Marcel Siem bei seinem Sieg der Italian Open am vergangenen Sonntag. © IMAGO
Eichenried – Das dürfte das stärkste deutsche Feld aller Zeiten bei den BMW International Open sein, das am heutigen Donnerstag im Golfclub München Eichenried abschlägt. Eigentlich fehlt nur einer – wobei der in der Weltrangliste ausgerechnet die deutsche Nummer eins ist: Stephan Jäger, heuer Premierensieger auf der PGA-Tour. Sonst aber sind sie alle da. Bernhard Langer, LIV-Gast Martin Kaymer, Marcel Siem, die Paul-Zwillinge Yannik und Jeremy, Matti Schmid, Max Kieffer, Alex Cejka und viele mehr. 17 an der Zahl.
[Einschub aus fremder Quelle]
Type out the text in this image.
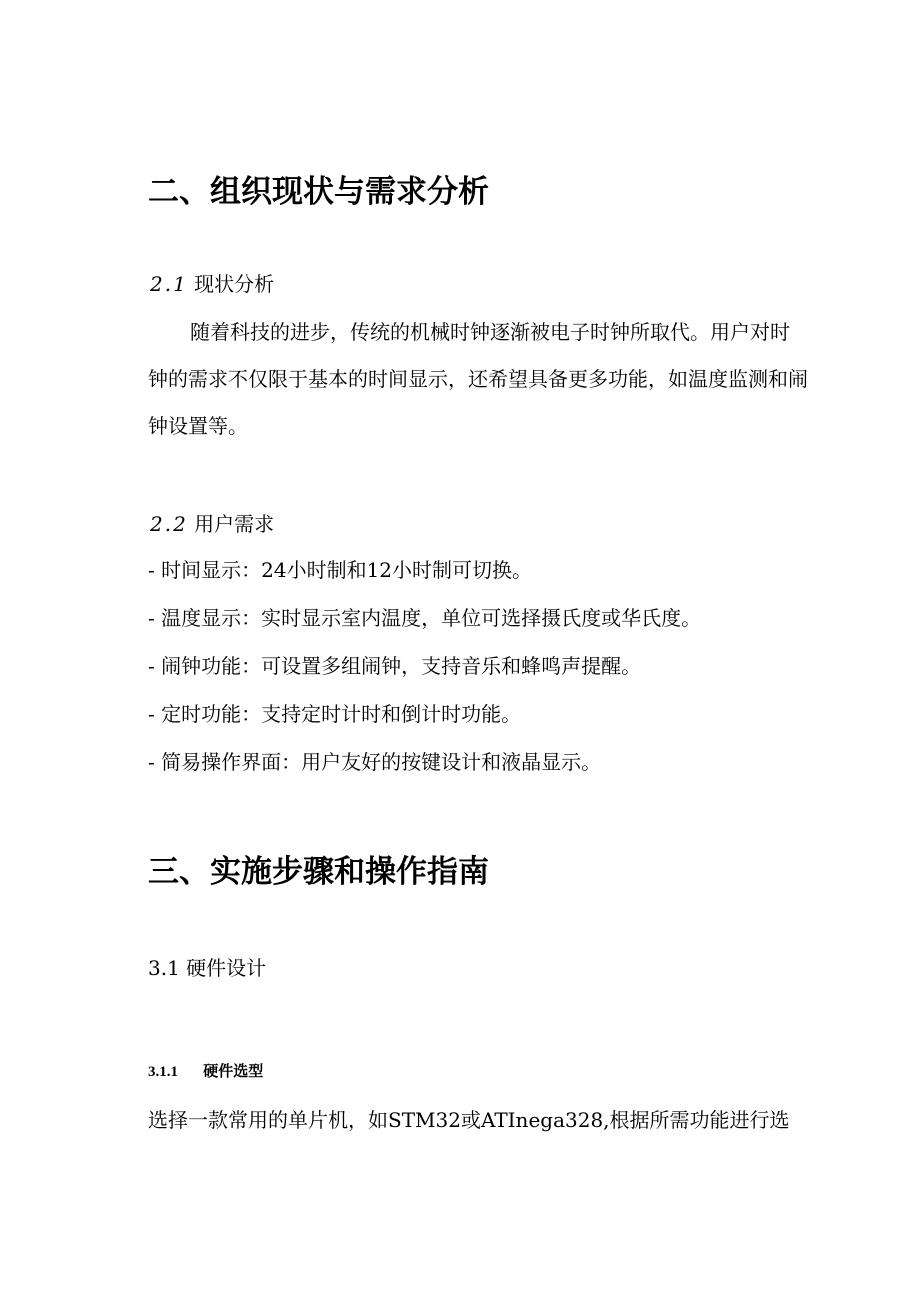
二、组织现状与需求分析
2.1 现状分析
随着科技的进步，传统的机械时钟逐渐被电子时钟所取代。用户对时
钟的需求不仅限于基本的时间显示，还希望具备更多功能，如温度监测和闹
钟设置等。
2.2 用户需求
- 时间显示：24小时制和12小时制可切换。
- 温度显示：实时显示室内温度，单位可选择摄氏度或华氏度。
- 闹钟功能：可设置多组闹钟，支持音乐和蜂鸣声提醒。
- 定时功能：支持定时计时和倒计时功能。
- 简易操作界面：用户友好的按键设计和液晶显示。
三、实施步骤和操作指南
3.1 硬件设计
3.1.1 硬件选型
选择一款常用的单片机，如STM32或ATInega328,根据所需功能进行选
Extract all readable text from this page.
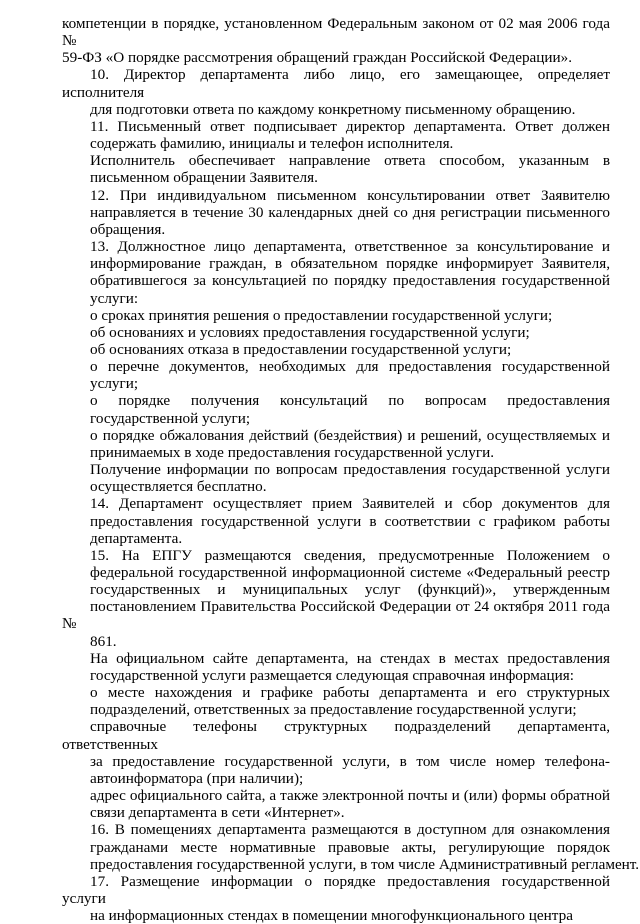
компетенции в порядке, установленном Федеральным законом от 02 мая 2006 года №
59-ФЗ «О порядке рассмотрения обращений граждан Российской Федерации».
10. Директор департамента либо лицо, его замещающее, определяет исполнителя
для подготовки ответа по каждому конкретному письменному обращению.
11. Письменный ответ подписывает директор департамента. Ответ должен
содержать фамилию, инициалы и телефон исполнителя.
Исполнитель обеспечивает направление ответа способом, указанным в
письменном обращении Заявителя.
12. При индивидуальном письменном консультировании ответ Заявителю
направляется в течение 30 календарных дней со дня регистрации письменного
обращения.
13. Должностное лицо департамента, ответственное за консультирование и
информирование граждан, в обязательном порядке информирует Заявителя,
обратившегося за консультацией по порядку предоставления государственной
услуги:
о сроках принятия решения о предоставлении государственной услуги;
об основаниях и условиях предоставления государственной услуги;
об основаниях отказа в предоставлении государственной услуги;
о перечне документов, необходимых для предоставления государственной
услуги;
о порядке получения консультаций по вопросам предоставления
государственной услуги;
о порядке обжалования действий (бездействия) и решений, осуществляемых и
принимаемых в ходе предоставления государственной услуги.
Получение информации по вопросам предоставления государственной услуги
осуществляется бесплатно.
14. Департамент осуществляет прием Заявителей и сбор документов для
предоставления государственной услуги в соответствии с графиком работы
департамента.
15. На ЕПГУ размещаются сведения, предусмотренные Положением о
федеральной государственной информационной системе «Федеральный реестр
государственных и муниципальных услуг (функций)», утвержденным
постановлением Правительства Российской Федерации от 24 октября 2011 года №
861.
На официальном сайте департамента, на стендах в местах предоставления
государственной услуги размещается следующая справочная информация:
о месте нахождения и графике работы департамента и его структурных
подразделений, ответственных за предоставление государственной услуги;
справочные телефоны структурных подразделений департамента, ответственных
за предоставление государственной услуги, в том числе номер телефона-
автоинформатора (при наличии);
адрес официального сайта, а также электронной почты и (или) формы обратной
связи департамента в сети «Интернет».
16. В помещениях департамента размещаются в доступном для ознакомления
гражданами месте нормативные правовые акты, регулирующие порядок
предоставления государственной услуги, в том числе Административный регламент.
17. Размещение информации о порядке предоставления государственной услуги
на информационных стендах в помещении многофункционального центра
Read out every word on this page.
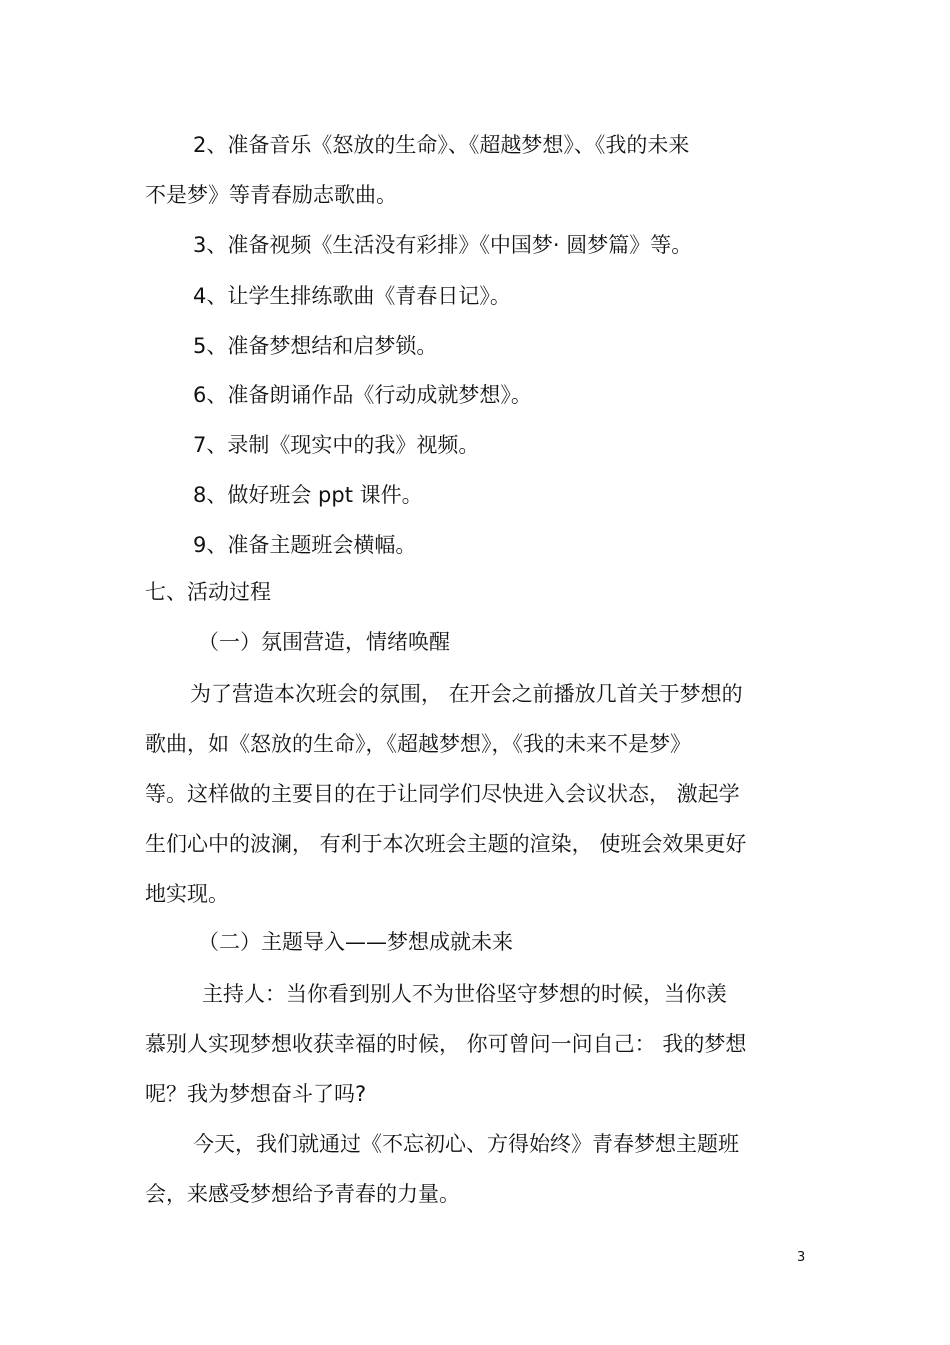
2、准备音乐《怒放的生命》、《超越梦想》、《我的未来
不是梦》等青春励志歌曲。
3、准备视频《生活没有彩排》《中国梦· 圆梦篇》等。
4、让学生排练歌曲《青春日记》。
5、准备梦想结和启梦锁。
6、准备朗诵作品《行动成就梦想》。
7、录制《现实中的我》视频。
8、做好班会 ppt 课件。
9、准备主题班会横幅。
七、活动过程
（一）氛围营造，情绪唤醒
为了营造本次班会的氛围， 在开会之前播放几首关于梦想的
歌曲，如《怒放的生命》，《超越梦想》，《我的未来不是梦》
等。这样做的主要目的在于让同学们尽快进入会议状态， 激起学
生们心中的波澜， 有利于本次班会主题的渲染， 使班会效果更好
地实现。
（二）主题导入——梦想成就未来
主持人：当你看到别人不为世俗坚守梦想的时候，当你羡
慕别人实现梦想收获幸福的时候， 你可曾问一问自己： 我的梦想
呢？我为梦想奋斗了吗?
今天，我们就通过《不忘初心、方得始终》青春梦想主题班
会，来感受梦想给予青春的力量。
3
Nur Nick Bachem muss verletzungsbedingt passen.
Schon Langer hatte am Dienstag festgestellt, wie stark sich das deutsche Golf entwickelt hat. „Es ist unglaublich, wie viele Spieler jetzt weltweit unterwegs und auch erfolgreich sind“, äußerte der 66-Jährige bewundernd. Bei all dem Talent, dass das schwarz-rot-goldene Golf zuletzt hervorgebracht hat, stimmt eigentlich nur eines nicht: die Bilanz bei dem Heimturnier schlechthin, den BMW Open in Eichenried. Auch nach 34 Jahren gibt es nur einen deutschen Sieger. Martin Kaymer war‘s im Jahre 2008. Langer biss sich wie alle anderen die Zähne aus.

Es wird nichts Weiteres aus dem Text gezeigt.